In a widely circulated notice in March, Sarft announced restrictions on the new co-productions, saying that each foreign media entity would be restricted to just one joint venture.

“We must exercise control over the content produced by joint companies and must understand the political tendencies and background of overseas partners and prevent harmful foreign thinking or culture from coming into our production sector through joint ventures,” the announcement said.

Last month brought another move that some insiders interpreted as more evidence of resurgent cultural conservatism at the highest levels of government: Several of the more internationally focused film fests in China, including the Shanghai Intl. Film Festival, were reoriented by the Ministry of Propaganda as local festivals. The ministry is Sarft’s controlling body.

It has not been a smooth ride for some overseas film studios looking to shoot in China. Sarft is like a “persnickety bride,” being courted by everyone but giving very little in return, says one European film exec.

Other execs highlight the dangers of trying to establish a co-production in China, where the authorities have the power, and sometimes the inclination, to pull out of deals at the very last minute, throwing international financing into chaos.

Slice of the pie

Even for those functioning in the market, there are big decisions to be made in terms of what type of co-production partnership to form (joint venture or one-off) and with whom to form it.

“We still like the picture-by-picture model for now,” says Columbia’s Barbara Robinson, “whereby we co-fund a project with a local partner, working with the China Film Co-production Corp. to make sure we have all the right permits.”

One of the key financial advantages of working on films that are ostensibly local is that Columbia Pictures gets to dodge the film quota and the standard revenue-sharing deal that foreign studios are subject to when their films play in China.

Since 1994, foreign movies have accessed mainland cinemas via one of two arrangements. Most Hollywood majors attempt to get their films in through a so-called revenue-sharing deal with the China Film Group — still the only organization in China authorized to import foreign titles. Pics in this category are subject to a quota, originally set at 10 films a year. For the last couple of years that number has risen to 20, of which around 16 are usually U.S. movies.

Another group of about 25 films a year are sold to China for a flat fee — described by an insider as “insultingly low in most cases.” Most large studios choose to avoid this method, for fear it undermines their long-term aim of coming in to the market on decent terms.

But decent terms are hard to negotiate in China. Even if you get your film on the official quota list, the potential for profit is limited, with the foreign party’s split restricted to around 13% of B.O.

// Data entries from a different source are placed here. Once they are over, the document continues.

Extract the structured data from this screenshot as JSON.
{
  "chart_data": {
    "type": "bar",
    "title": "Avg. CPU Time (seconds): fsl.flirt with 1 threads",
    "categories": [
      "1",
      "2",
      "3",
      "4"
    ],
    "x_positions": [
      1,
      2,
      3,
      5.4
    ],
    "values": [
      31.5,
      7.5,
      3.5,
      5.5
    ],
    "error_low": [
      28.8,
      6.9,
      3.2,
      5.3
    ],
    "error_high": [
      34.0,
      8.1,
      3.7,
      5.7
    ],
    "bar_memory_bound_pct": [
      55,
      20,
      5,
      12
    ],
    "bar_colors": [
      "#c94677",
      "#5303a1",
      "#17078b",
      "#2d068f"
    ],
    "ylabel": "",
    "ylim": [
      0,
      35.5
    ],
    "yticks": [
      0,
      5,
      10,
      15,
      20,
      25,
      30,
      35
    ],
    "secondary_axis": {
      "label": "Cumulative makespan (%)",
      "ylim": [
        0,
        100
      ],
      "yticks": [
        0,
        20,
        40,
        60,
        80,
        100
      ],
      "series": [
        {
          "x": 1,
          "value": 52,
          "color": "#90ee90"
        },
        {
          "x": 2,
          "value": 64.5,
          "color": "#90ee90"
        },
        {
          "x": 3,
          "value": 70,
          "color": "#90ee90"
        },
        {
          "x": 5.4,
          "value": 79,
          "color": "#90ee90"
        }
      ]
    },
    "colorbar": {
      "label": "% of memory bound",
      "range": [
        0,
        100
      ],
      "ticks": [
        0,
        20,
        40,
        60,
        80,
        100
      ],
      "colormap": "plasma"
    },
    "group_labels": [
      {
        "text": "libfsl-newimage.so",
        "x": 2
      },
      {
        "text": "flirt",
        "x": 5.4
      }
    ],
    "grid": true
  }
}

This is where a local co-production deal like that engineered by Columbia begins to make sense. “Kung Fu Hustle,” for example, was treated as a domestic film, so it was not subject to the quota. And the studio could expect to take home 30%-40% of the box office revenue, according to Robinson. “Our division is a pretty good case in point of profitability,” she says.

The 13% figure has been a bone of contention for years, with the Motion Picture Assn. in particular making repeated requests to film authorities for an increase. Despite several meetings, Jack Valenti never got the number to budge. His successor, Dan Glickman, is set to make his first visit to China in the next month, and the rev split is sure to come up.

“Revisiting the revenue-sharing agreement is one of our greatest concerns in China, along with the need to increase market access and improve protection of intellectual property,” said Glickman in a recent interview with Variety.

“We are working every day toward a review of this arrangement and are optimistic that we can increase revenue share for MPA member companies while increasing revenue for our distribution partners in China.”